Oxymoronic? Just plain moronic? Just what exactly are you talking about Shalaka?
Granted, Sept 11 has always been known as a grave day in my conscious, conscientious memory. I remember where I was, etc etc etc, and I recognize it as the catalyst for a million ripples in the world’s salty pond.
BUT. In places of the world where America ISN’T the center of attention, (woah wait what? Take deep breaths, stay with me here) – September 11 carries very different, albeit still weighty, meaning. Here in Catalonya, it is the day that commemorates a tragic military loss in 1714 in which the independent Catalonya lost its’ autonomy. September 11 is now known as the National Day of Catalonya, and since about 2010, it has also come to represent an increasingly emphatic demand for independence for the state. The Catalan people and their (very well spoken) president are organizing, speaking, singing, and rallying for an independence that Spain is not even close to accepting. Come September 26, 2015, they will perform a faux referendum vote, and if it passes, they *say* they are going to declare independence. My very well spoken Spanish professor says that absolutely nobody can actually predict what is going to occur.
Blah blah history geography politics, if any current college students are reading this, you might be zoning out. At first, that’s what I thought as well. It was like Labor Day at home – a day that I’m still kind of unsure what it celebrates, but no school!
But then we stepped onto the streets of this throbbing, varied city on this important day.

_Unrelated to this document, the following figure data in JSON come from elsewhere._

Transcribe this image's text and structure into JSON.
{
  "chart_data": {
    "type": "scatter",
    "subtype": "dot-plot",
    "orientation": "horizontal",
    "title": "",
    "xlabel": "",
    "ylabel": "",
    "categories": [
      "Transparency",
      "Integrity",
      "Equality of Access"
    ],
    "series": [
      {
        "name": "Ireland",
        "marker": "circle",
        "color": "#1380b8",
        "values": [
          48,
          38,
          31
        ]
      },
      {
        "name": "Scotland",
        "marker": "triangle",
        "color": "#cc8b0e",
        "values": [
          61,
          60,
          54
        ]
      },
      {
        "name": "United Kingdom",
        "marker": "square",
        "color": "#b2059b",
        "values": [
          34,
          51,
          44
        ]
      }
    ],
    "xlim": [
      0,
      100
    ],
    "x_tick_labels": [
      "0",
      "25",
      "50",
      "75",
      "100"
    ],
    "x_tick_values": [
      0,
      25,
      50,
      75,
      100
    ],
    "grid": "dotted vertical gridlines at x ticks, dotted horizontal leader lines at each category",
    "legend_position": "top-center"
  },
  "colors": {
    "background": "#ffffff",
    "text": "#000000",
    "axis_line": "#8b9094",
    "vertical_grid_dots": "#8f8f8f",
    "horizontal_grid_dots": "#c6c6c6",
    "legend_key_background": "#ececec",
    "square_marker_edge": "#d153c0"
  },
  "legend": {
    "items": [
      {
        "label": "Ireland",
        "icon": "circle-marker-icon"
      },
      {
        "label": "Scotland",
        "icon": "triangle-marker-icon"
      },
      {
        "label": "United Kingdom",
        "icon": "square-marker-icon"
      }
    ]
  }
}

I saw kids running around with Catalan flags strung across their backs;
Heard an orchestra swell to a crescendo in support on the Calle Meridiana so crowded with bodies and babies and strollers that it was impossible to pass through;
Watched the event organizer stride back and forth across the stage calling to the crowd that gathered;
craned my neck to try and see the press table as they frantically relayed the unfolding history back to their outlet;
And witnessed the crowd thrusting flags and banners into the air in a resounding roar, seemingly at random, chanting “In-Inda-Indapendencia”.
And it felt important. The day and the spirit and the joy felt momentous.
The Catalan people may not have a lot of political backing to their proposal. Catalonya is a money-producing state for economically depressed Spain. Spain holds veto power in the European Union, virtually blocking any potential attempt to enter as an independent country. There are other cultural groups who want to separate that Spain does NOT want to encourage, including Basque terrorists. (All information I have gathered from speaking to different people/reading some basic news/learning from my Spanish prof. – not by any means a certainty)
But standing on the streets, watching the Catalonian castells (human towers) rise 5 stories high, clapping to the joyful music, it feels like their heart might overpower. And there’s a little girl running down the street from the cafe in which I sit, in bright Catalan red and yellow, to (maybe) prove it.